The Judgment of Kebonang is available to the public, what practical effect an interdict will have against the Business Weekly and or third parties remains to be seen. Similarly whether an interdict can be granted against the publication of a Court Judgment by the Business Weekly or “third parties” in a broad stroke that seeks to silence not only the publication in question but any other party or individual that may write on or critique the judgment is a factor that may weigh heavily on the matter. The determination of this aspect of the Application will have a lasting impact on the Constitutional right to freedom of expression and the right of the media to report on court proceedings. An interdict against publication is limited to the right to freedom of expression in circumstances where “the free flow of constitutionally protected expression is the rule and administrative prior classification should be the exception.” And “whether expression lies at the right’s core or margins, be it of renown or notoriety, however essential or inconsequential it may be to democracy, the right cognises an elemental truth that it is human to communicate.” The media as a public sentinel has an obligation to bring issues that impact on the public to the public’s attention. The “noble” profession of lawyering is no exception and carries the additional burden of being a profession that must be beyond reproach. Thus “in some instances, the very delay in bringing important information to the public’s attention makes inroads into the right to freedom of the press and other media”.

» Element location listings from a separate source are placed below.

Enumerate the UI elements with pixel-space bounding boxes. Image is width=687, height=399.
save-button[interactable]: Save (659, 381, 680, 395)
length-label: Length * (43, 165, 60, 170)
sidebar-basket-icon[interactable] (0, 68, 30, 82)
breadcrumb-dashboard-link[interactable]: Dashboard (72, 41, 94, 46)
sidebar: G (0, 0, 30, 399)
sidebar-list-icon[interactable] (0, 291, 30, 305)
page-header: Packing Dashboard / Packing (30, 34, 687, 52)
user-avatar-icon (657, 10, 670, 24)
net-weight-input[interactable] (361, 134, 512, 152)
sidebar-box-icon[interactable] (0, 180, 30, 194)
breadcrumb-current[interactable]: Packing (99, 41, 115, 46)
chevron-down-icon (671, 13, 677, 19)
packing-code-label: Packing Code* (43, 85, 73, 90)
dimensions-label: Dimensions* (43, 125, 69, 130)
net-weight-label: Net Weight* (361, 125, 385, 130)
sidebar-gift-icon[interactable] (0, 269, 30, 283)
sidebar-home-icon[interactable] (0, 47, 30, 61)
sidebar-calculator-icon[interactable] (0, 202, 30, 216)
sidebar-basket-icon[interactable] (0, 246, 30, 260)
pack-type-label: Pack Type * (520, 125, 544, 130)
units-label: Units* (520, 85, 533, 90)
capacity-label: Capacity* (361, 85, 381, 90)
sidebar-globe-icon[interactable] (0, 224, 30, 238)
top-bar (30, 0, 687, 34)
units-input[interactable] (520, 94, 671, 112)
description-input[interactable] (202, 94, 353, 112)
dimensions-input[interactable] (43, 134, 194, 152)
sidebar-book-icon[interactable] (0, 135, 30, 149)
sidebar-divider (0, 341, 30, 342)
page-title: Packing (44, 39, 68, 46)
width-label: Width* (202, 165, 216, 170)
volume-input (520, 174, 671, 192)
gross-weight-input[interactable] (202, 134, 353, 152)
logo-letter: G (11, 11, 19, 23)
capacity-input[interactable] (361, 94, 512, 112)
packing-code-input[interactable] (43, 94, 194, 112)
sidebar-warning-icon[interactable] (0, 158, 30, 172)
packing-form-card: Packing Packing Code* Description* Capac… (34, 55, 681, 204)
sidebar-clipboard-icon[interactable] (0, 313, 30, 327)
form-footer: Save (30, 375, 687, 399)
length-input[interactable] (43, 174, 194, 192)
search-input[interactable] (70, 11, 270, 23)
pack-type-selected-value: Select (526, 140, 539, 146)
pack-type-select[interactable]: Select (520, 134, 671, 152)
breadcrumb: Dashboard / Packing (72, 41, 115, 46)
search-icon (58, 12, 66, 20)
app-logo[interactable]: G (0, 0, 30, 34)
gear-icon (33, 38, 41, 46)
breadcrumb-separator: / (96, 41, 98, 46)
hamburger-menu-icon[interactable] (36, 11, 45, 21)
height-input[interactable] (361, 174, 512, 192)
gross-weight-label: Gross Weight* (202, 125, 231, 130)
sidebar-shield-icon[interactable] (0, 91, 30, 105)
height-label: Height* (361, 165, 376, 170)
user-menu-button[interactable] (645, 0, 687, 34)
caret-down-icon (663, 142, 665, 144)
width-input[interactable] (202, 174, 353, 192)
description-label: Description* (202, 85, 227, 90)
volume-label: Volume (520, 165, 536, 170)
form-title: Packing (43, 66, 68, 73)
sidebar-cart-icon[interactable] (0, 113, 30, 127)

Unusually in this instance the relief sought is for an interdict against the further publication of articles of matters already published, how such an interdict will assist the Applicants also remains to be seen as the articles and judgment are already in the public domain. The anticipated future cases the Applicants may bring for defamation against Business Weekly will have to be decided on their own facts.
The second interdict against the Business Weekly which is being sought stems from questionnaires the publication, according to the court papers has sent to clients of Collins and Newman pertaining to the contents of Justice Kebonang’s Judgment. The application in this context has far reaching implications on Freedom of association and the right of a client to retain or cancel their mandate with a law firm.
The application will surely be a landmark determination that will put freedom of expression and association in perspective in Botswana’s democratic context.
In South Africa the constitutional Court has held in a similar application that the media should not be censored prior to publication but in the event they flaunt the rules of professional conduct they will suffer the consequences subsequently. “The mainstay of the law is to encourage lawful conduct rather than to seek to guarantee lawfulness by restricting conduct altogether … Should a publisher choose not to pursue the avenues available to gain certainty about the lawfulness of intended publication, then he must bear the risks, attendant upon the decision to publish.”
Business Weekly will be represented by Collins Chilisa of Collins Chilisa Attorneys.